Victor Davis Hanson is not quite as brilliant as he usually is in his analysis of celebrity leftism – “Elegant nonsense.” Professor Hanson blames in part the lack of education of the likes of Sean Penn and Cher for their knee-jerk “liberalish” pronouncements, though plenty of high school drop-outs have a pretty good instinctive grasp on national and international politics.

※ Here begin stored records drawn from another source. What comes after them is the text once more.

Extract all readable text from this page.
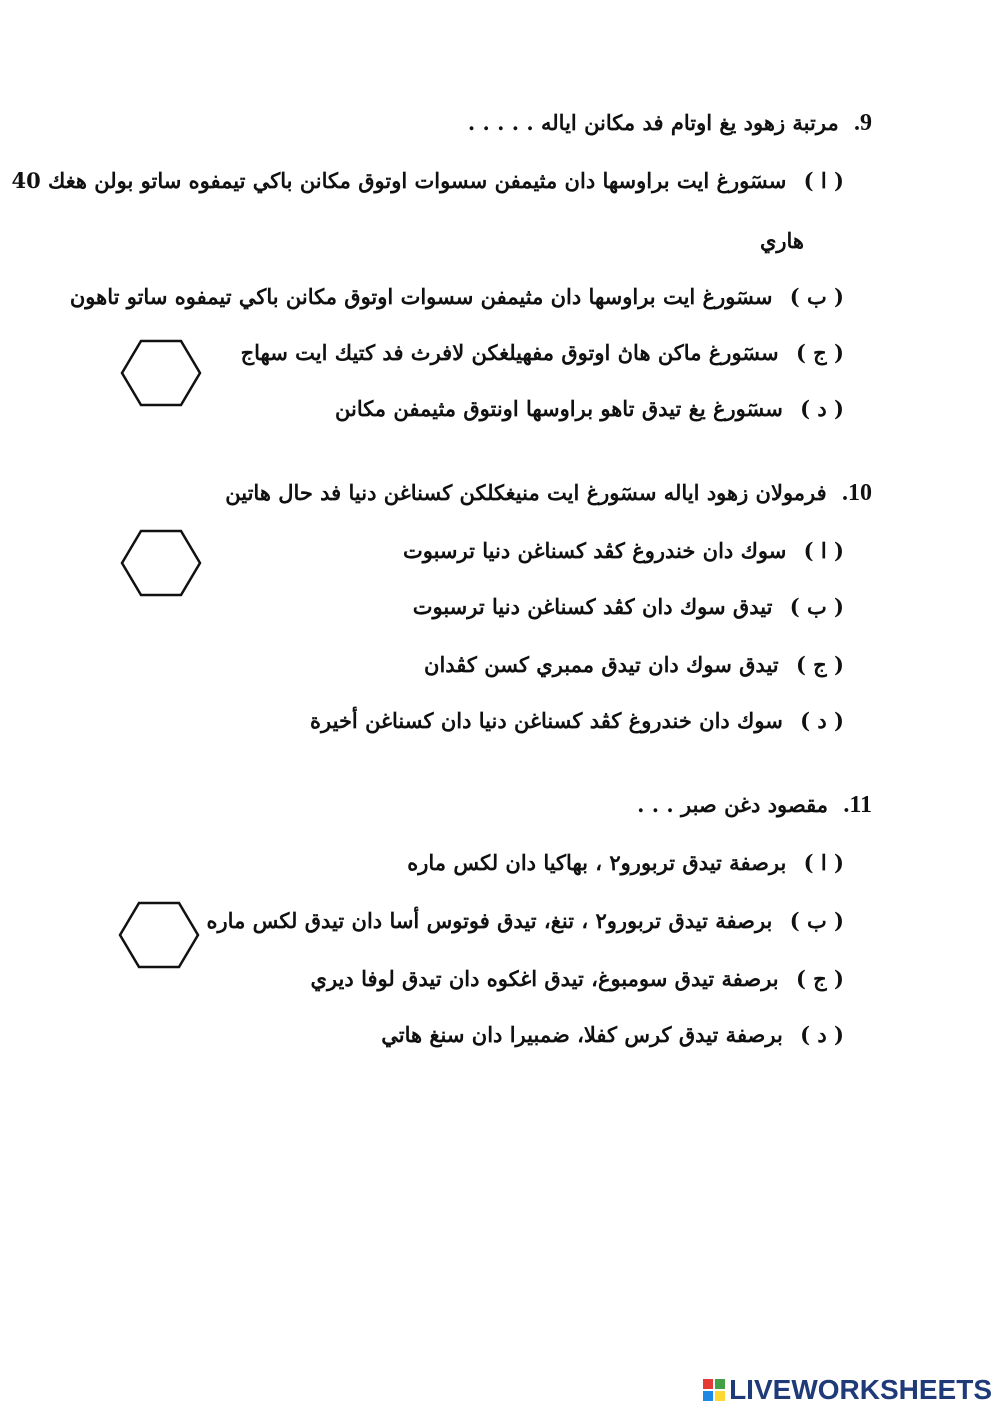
9. مرتبة زهود يغ اوتام فد مكانن اياله . . . . .
( ا ) سسٓورغ ايت براوسها دان مثيمفن سسوات اوتوق مكانن باكي تيمفوه ساتو بولن هغك 40
هاري
( ب ) سسٓورغ ايت براوسها دان مثيمفن سسوات اوتوق مكانن باكي تيمفوه ساتو تاهون
( ج ) سسٓورغ ماكن هاڽ اوتوق مفهيلغكن لافرث فد كتيك ايت سهاج
( د ) سسٓورغ يغ تيدق تاهو براوسها اونتوق مثيمفن مكانن
10. فرمولان زهود اياله سسٓورغ ايت منيغكلكن كسناغن دنيا فد حال هاتين
( ا ) سوك دان خندروغ كڤد كسناغن دنيا ترسبوت
( ب ) تيدق سوك دان كڤد كسناغن دنيا ترسبوت
( ج ) تيدق سوك دان تيدق ممبري كسن كڤدان
( د ) سوك دان خندروغ كڤد كسناغن دنيا دان كسناغن أخيرة
11. مقصود دغن صبر . . .
( ا ) برصفة تيدق تربورو٢ ، بهاكيا دان لكس ماره
( ب ) برصفة تيدق تربورو٢ ، تنغ، تيدق فوتوس أسا دان تيدق لكس ماره
( ج ) برصفة تيدق سومبوغ، تيدق اغكوه دان تيدق لوفا ديري
( د ) برصفة تيدق كرس كفلا، ضمبيرا دان سنغ هاتي
LIVEWORKSHEETS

But where I really disagree with the professor is his contention that because Robert Redford plays Bob Woodward, the actor thinks he is a mega-journalist with great investigative powers. Au contraire, Dr. Hanson. Every movie star I have ever met or worked with deep down thinks to one degree or another that he or she is a fraud and that his or her life has been an accident – from having (often temporarily) a pretty face or from some mysterious charisma they themselves do not understand. The insecurity of the actor is one of those true clichés, and it reaches all the way to the top – to the highest star.
By making the pronouncements they do, they are trying to convince the audience of their own seriousness and their own goodness (their own value). But most of all they are trying to convince themselves. Fragile egos, not inflated ones, are at work here.
The psychodynamics can be more complex than that, and to dump all celebrity “leftists” in one pot is grossly unfair, but that is, I think, close to the essence. And this, of course, does not exonerate these people for their often peurile opinions. It only indicates why they are not thought through. Most Hollywood liberals of this sort will not engage in a substantive discussion of the issues because they have no real desire to. Thought, or even truth, is not the point. Stance is.
Hanson is on firmer ground when he talks of liberal guilt as one of the motivating factors. When you’re living on a twenty million dollar Brentwood estate, you naturally want to be well thought of, lest someone take it away. You might even go so far as to turn in your Mercedes for a Prius (though you keep an Aston Martin in your garage for special occasions).
But the professor again steers off course when he concludes: In this regard, we could learn again from the Greeks. They thought the playwrights Sophocles and Euripides were brilliant but not the mere mimics who performed their plays.
As a Hollywood screenwriter, I regret to inform Dr. Hanson that although not one of us is even remotely the equal of Sophocles and Euripides, virtually all of us (present company and a very few others excepted) have completely adopted the politics of our actors.